Les choix de ciblage sont importants, car des développements apparemment mineurs peuvent avoir des conséquences énormes et durables. Les innovations qui ont donné aux moteurs à combustion interne un avantage sur les véhicules électriques au début des années 1900 ont eu des effets profonds - sur l'industrie pétrolière, l'urbanisme, la géopolitique mondiale et la planète - avec lesquels nous luttons encore aujourd'hui.

La dépendance au sentier survient parce que les marchés sont profondément sociaux, ancrés dans les institutions, les normes et les routines, et parce que les technologies bénéficient de rendements croissants. En conséquence, les marchés peuvent rester bloqués dans des conditions moins qu'idéales et les économies peuvent rester bloquées dans des positions concurrentielles, qu'elles le veuillent ou non. Pendant des décennies, l'Allemagne a été le leader mondial des machines-outils et les États-Unis des technologies de l'information et de la communication.

Aujourd'hui, le monde évolue vers une économie de l'énergie propre. Mais la forme qu'il prend, le rythme auquel il se développe et les positions concurrentielles des pays qui le composent dépendent des décisions de politique économique que les gouvernements prennent maintenant. Les gouvernements qui tentent de stimuler leurs économies en construisant de nouvelles centrales au charbon créeront des actifs perdus et augmenteront le risque futur de pertes d'emplois. Ceux qui investissent stratégiquement dans les technologies propres, en revanche, revendiqueront des positions de premier plan dans l'économie du futur.

Après avoir défini une direction, les gouvernements doivent identifier les politiques les plus efficaces pour stimuler le progrès. Dans les systèmes complexes, la cause et l'effet sont souvent disproportionnés. Pour assurer de gros gains avec de petits intrants, et non l'inverse, il faut trouver des points de levier.

De nombreux économistes ont recommandé un prix unique du carbone, appliqué de manière égale dans toute l'économie, comme l'approche la plus efficace pour réduire les émissions de gaz à effet de serre. Mais à quelques exceptions près, où une tarification ciblée du carbone a contribué à déclencher des points de basculement, de nouveaux investissements, sans passer par la taxation du carbone, ont jusqu'à présent entraîné la quasi-totalité des progrès mondiaux dans les transitions bas carbone.

Cela ne devrait pas être une surprise. Imaginez l'économie actuelle des combustibles fossiles comme un grand bâtiment qui doit être démoli. Devrions-nous conduire un bulldozer et pousser fort contre le côté, répartissant la pression uniformément dans tout le bâtiment, ou devrions-nous concentrer cette même énergie dans une explosion contrôlée à un point critique de la structure ?

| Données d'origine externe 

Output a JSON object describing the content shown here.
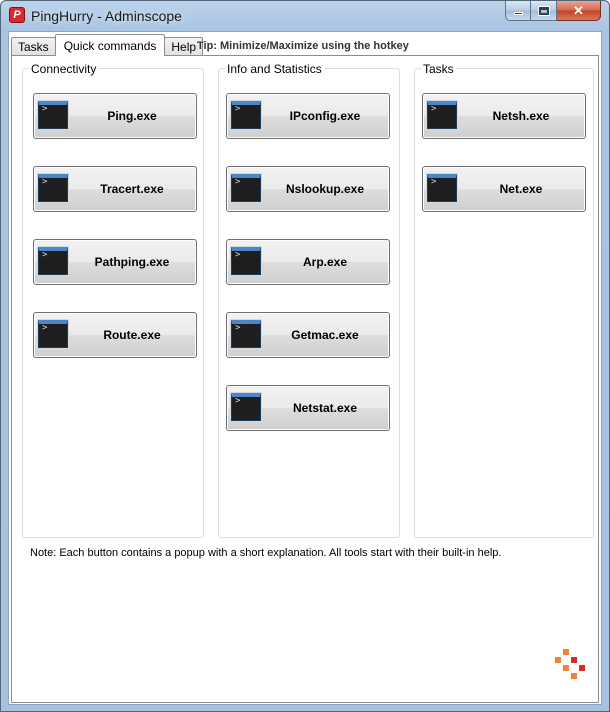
{
  "window": {
    "title": "PingHurry - Adminscope",
    "app_icon_letter": "P",
    "close_glyph": "✕"
  },
  "tabs": [
    {
      "label": "Tasks",
      "active": false
    },
    {
      "label": "Quick commands",
      "active": true
    },
    {
      "label": "Help",
      "active": false
    }
  ],
  "tip": "Tip: Minimize/Maximize using the hotkey",
  "groups": {
    "connectivity": {
      "title": "Connectivity",
      "buttons": [
        "Ping.exe",
        "Tracert.exe",
        "Pathping.exe",
        "Route.exe"
      ]
    },
    "info": {
      "title": "Info and Statistics",
      "buttons": [
        "IPconfig.exe",
        "Nslookup.exe",
        "Arp.exe",
        "Getmac.exe",
        "Netstat.exe"
      ]
    },
    "tasks": {
      "title": "Tasks",
      "buttons": [
        "Netsh.exe",
        "Net.exe"
      ]
    }
  },
  "note": "Note: Each button contains a popup with a short explanation. All tools start with their built-in help.",
  "colors": {
    "logo_orange": "#f0843c",
    "logo_red": "#d62b2b"
  },
  "icons": {
    "app": "app-logo-icon",
    "command": "console-window-icon",
    "brand": "adminscope-logo-icon"
  }
}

L'identification de ces points chauds nécessite une meilleure compréhension des évaluations dans l'économie, comme nous l'avons soutenu en 2018. Les choix politiques bénéficient également de la prise en compte des effets d'entraînement dynamiques - où le changement dans un secteur catalyse d'autres changements dans d'autres. Par exemple, l'industrie software il est apparu comme un spin-off du programme Apollo de la NASA. Si le programme avait été évalué sur la base d'une analyse coûts-avantages, il n'aurait jamais commencé.

Dans un nouveau document de travail, nous suggérons comment l'analyse coûts-avantages traditionnelle peut être étendue pour devenir une « analyse risques-opportunités », dans laquelle la cartographie et la manipulation des évaluations sont centrales. En traitant l'économie dans toute sa complexité désordonnée et en constante évolution, cette approche est mieux à même de garantir que nos investissements ne sont pas gaspillés, que notre reprise n'est pas retardée et que la nouvelle économie mondiale que nous créons est plus prospère, équitable et durable.

*Mariana Mazzucato est professeur d'économie à l'Université du Sussex (États-Unis). Auteur, entre autres livres, de l'état entrepreneurial (Compagnie des Lettres).

*Simon Sharpe est chercheur politique invité à l'Institut d'innovation et d'utilité publique de Collège universitaire de Londres (UCL).

Traduction: Stefanni Mota

Initialement publié sur le portail Project Syndicate.